A Unified Control Architecture for Macro-Micro Manipulation using a Active Remote Center of Compliance for Manufacturing Applications
Macro-micro manipulators combine a macro manipulator with a large workspace, such as an industrial robot, with a lightweight, high-bandwidth micro manipulator. This enables highly dynamic interaction control while preserving the wide workspace of the robot. Traditionally, position control is assigned to the macro manipulator, while the micro manipulator handles the interaction with the environment, limiting the achievable interaction control bandwidth. To solve this, we propose a novel control architecture that incorporates the macro manipulator into the active interaction control. This leads to a increase in control bandwidth by a factor of 2.1 compared to the state of the art architecture, based on the leader-follower approach and factor 12.5 compared to traditional robot-based force control. Further we propose surrogate models for a more efficient controller design and easy adaptation to hardware changes. We validate our approach by comparing it against the other control schemes in different experiments, like collision with an object, following a force trajectory and industrial assembly tasks.
💡 Research Summary
The paper addresses a fundamental limitation in macro‑micro manipulation systems used for high‑speed, high‑precision manufacturing tasks. Conventional architectures assign position control to the macro robot (large‑workspace industrial arm) and force control to a lightweight micro end‑effector, which restricts the overall interaction bandwidth because the macro robot’s inertia is not part of the active force loop. To overcome this, the authors propose a unified control architecture that integrates both the macro manipulator and the micro active end‑effector (an Active Remote Center of Compliance, ARCC) into a single active force‑control loop.

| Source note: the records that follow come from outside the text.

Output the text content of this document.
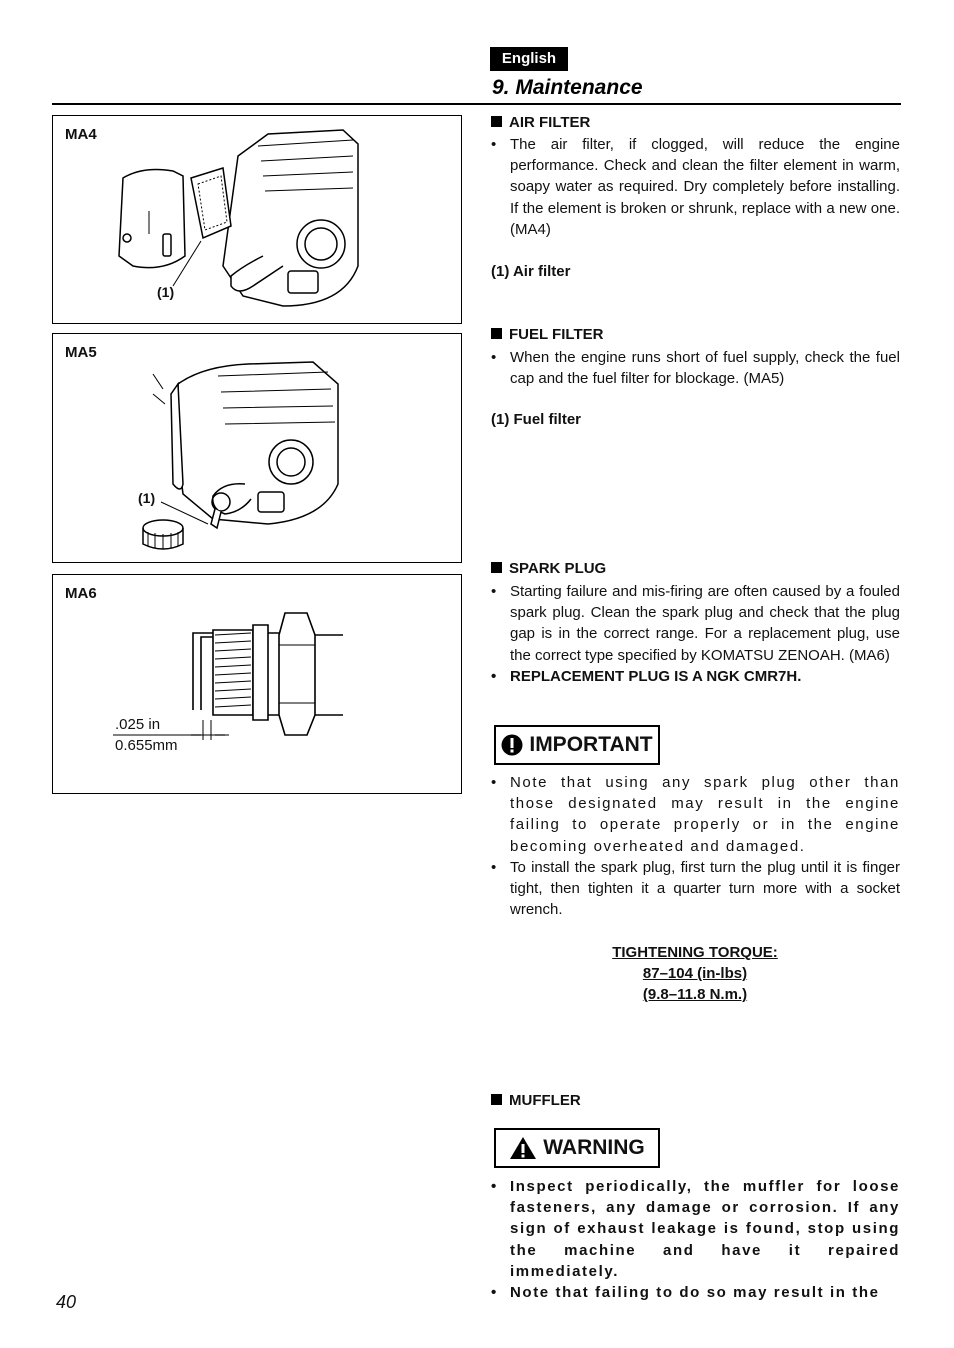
English
9. Maintenance
MA4
(1)
MA5
(1)
MA6
.025 in
0.655mm
AIR FILTER
• The air filter, if clogged, will reduce the engine performance. Check and clean the filter element in warm, soapy water as required. Dry completely before installing. If the element is broken or shrunk, replace with a new one. (MA4)
(1) Air filter
FUEL FILTER
• When the engine runs short of fuel supply, check the fuel cap and the fuel filter for blockage. (MA5)
(1) Fuel filter
SPARK PLUG
• Starting failure and mis-firing are often caused by a fouled spark plug. Clean the spark plug and check that the plug gap is in the correct range. For a replacement plug, use the correct type specified by KOMATSU ZENOAH. (MA6)
• REPLACEMENT PLUG IS A NGK CMR7H.
IMPORTANT
• Note that using any spark plug other than those designated may result in the engine failing to operate properly or in the engine becoming overheated and damaged.
• To install the spark plug, first turn the plug until it is finger tight, then tighten it a quarter turn more with a socket wrench.
TIGHTENING TORQUE:
87–104 (in-lbs)
(9.8–11.8 N.m.)
MUFFLER
WARNING
• Inspect periodically, the muffler for loose fasteners, any damage or corrosion. If any sign of exhaust leakage is found, stop using the machine and have it repaired immediately.
• Note that failing to do so may result in the
40
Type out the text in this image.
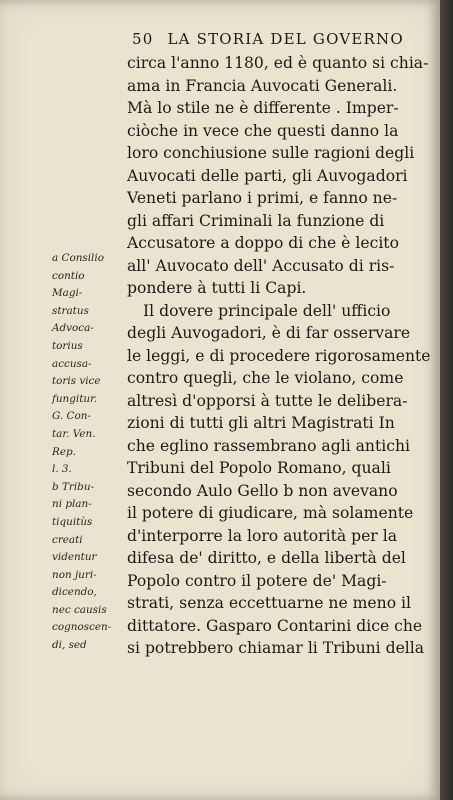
50 LA STORIA DEL GOVERNO
circa l'anno 1180, ed è quanto si chia-
ama in Francia Auvocati Generali.
Mà lo stile ne è differente . Imper-
ciòche in vece che questi danno la
loro conchiusione sulle ragioni degli
Auvocati delle parti, gli Auvogadori
Veneti parlano i primi, e fanno ne-
gli affari Criminali la funzione di
Accusatore a doppo di che è lecito
all' Auvocato dell' Accusato di ris-
pondere à tutti li Capi.
Il dovere principale dell' ufficio
degli Auvogadori, è di far osservare
le leggi, e di procedere rigorosamente
contro quegli, che le violano, come
altresì d'opporsi à tutte le delibera-
zioni di tutti gli altri Magistrati In
che eglino rassembrano agli antichi
Tribuni del Popolo Romano, quali
secondo Aulo Gello b non avevano
il potere di giudicare, mà solamente
d'interporre la loro autorità per la
difesa de' diritto, e della libertà del
Popolo contro il potere de' Magi-
strati, senza eccettuarne ne meno il
dittatore. Gasparo Contarini dice che
si potrebbero chiamar li Tribuni della
a Consilio
contio
Magi-
stratus
Advoca-
torius
accusa-
toris vice
fungitur.
G. Con-
tar. Ven.
Rep.
l. 3.
b Tribu-
ni plan-
tiquitùs
creati
videntur
non juri-
dicendo,
nec causis
cognoscen-
di, sed
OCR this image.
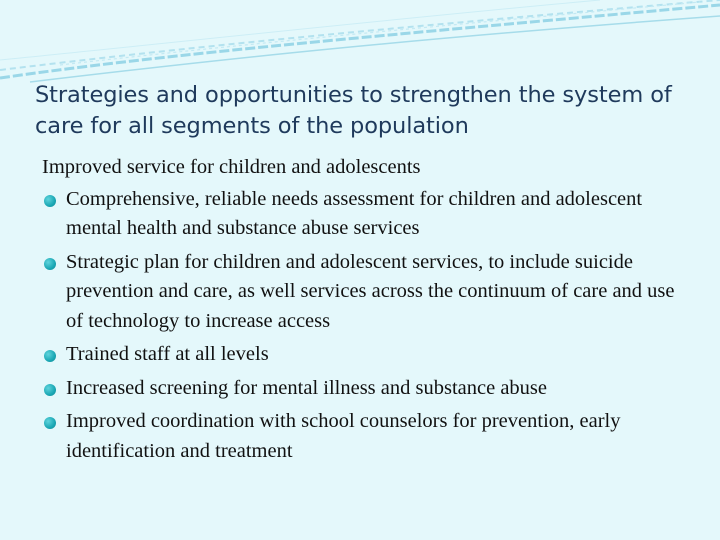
Strategies and opportunities to strengthen the system of care for all segments of the population

Improved service for children and adolescents

Comprehensive, reliable needs assessment for children and adolescent mental health and substance abuse services
Strategic plan for children and adolescent services, to include suicide prevention and care, as well services across the continuum of care and use of technology to increase access
Trained staff at all levels
Increased screening for mental illness and substance abuse
Improved coordination with school counselors for prevention, early identification and treatment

The system is modeled as a mass‑spring‑damper network. The macro robot’s dynamics are approximated by a second‑order low‑pass transfer function G_M(s) = K_M·ω_cM²/(s²+2ζ_M ω_cM s+ω_cM²). The ARCC’s active side is similarly modeled by G_μa(s) = K_μa·ω_cμa²/(s²+2ζ_μa ω_cμa s+ω_cμa²). The passive side, which includes the flexure hinge and the environment stiffness k_env, is described by G_μp(s) = (c_μ s + k_μ)/(m̃_μp s² + c_μ s + (k_μ + k_env)). The overall micro‑manipulator transfer function is the cascade G_μ(s) = G_μp(s)·(1/s)·G_μa(s). Parameters are identified using sine‑sweep excitation and an instrument‑variable algorithm. Identified macro cutoff frequencies are around 3 Hz with a damping ratio near unity, while the micro active side exhibits cutoff frequencies of 20–27 Hz and damping ratios of 0.4–0.45, confirming a much higher bandwidth.
Virtual springs and dampers are introduced to shape the closed‑loop dynamics. For the macro robot, a virtual damper c_ctrl,F,M converts the force error (desired minus measured contact force) into a velocity command: G_F,M(s) = 1/c_ctrl,F,M. The micro side uses an analogous damper c_ctrl,F,μ for force control, and a PDT1‑type position controller G_x,μ(s) = (k_ctrl,x + c_ctrl,x·s)·T_filter·s/(1+T_filter·s) to keep the micro end‑effector centered in its workspace. This results in two parallel admittance‑type force loops (macro and micro) and a position loop for the micro, all operating simultaneously.
Controller synthesis employs fixed‑structure H∞ optimization (Apkarian, Bruinsma). The generalized state‑space model T(s) includes the identified plant dynamics and tunable controller blocks. Performance weights are defined for force tracking error (p_F), position error (p_x), and velocity error (p_ẋ). The optimization minimizes these weighted norms while guaranteeing robustness to disturbances w and measurement noise.
Experimental validation comprises three scenarios: (1) a sudden collision with a rigid object, (2) tracking a prescribed force trajectory, and (3) an industrial assembly task involving peg‑in‑hole and contour following. Compared with the state‑of‑the‑art leader‑follower (LF) scheme, the proposed architecture achieves a 2.1× increase in interaction bandwidth; compared with a traditional robot‑based force control (RB) it achieves a 12.5× increase. Force overshoot and vibration are significantly reduced, leading to smoother, more stable contact. Moreover, the surrogate model approach enables rapid retuning when hardware changes (different robot or ARCC module) by simply re‑identifying a few parameters, demonstrating modularity and practical adaptability.
Key contributions are: (i) a novel unified control architecture that incorporates both macro and micro manipulators into the active force loop, delivering a substantial bandwidth boost, (ii) derivation and identification of surrogate dynamic models that facilitate efficient controller design and hardware‑agnostic adaptation, and (iii) thorough experimental comparison against LF and RB baselines across realistic manufacturing tasks. This work advances the feasibility of high‑performance macro‑micro robotic systems for dynamic physical interaction in modern manufacturing environments.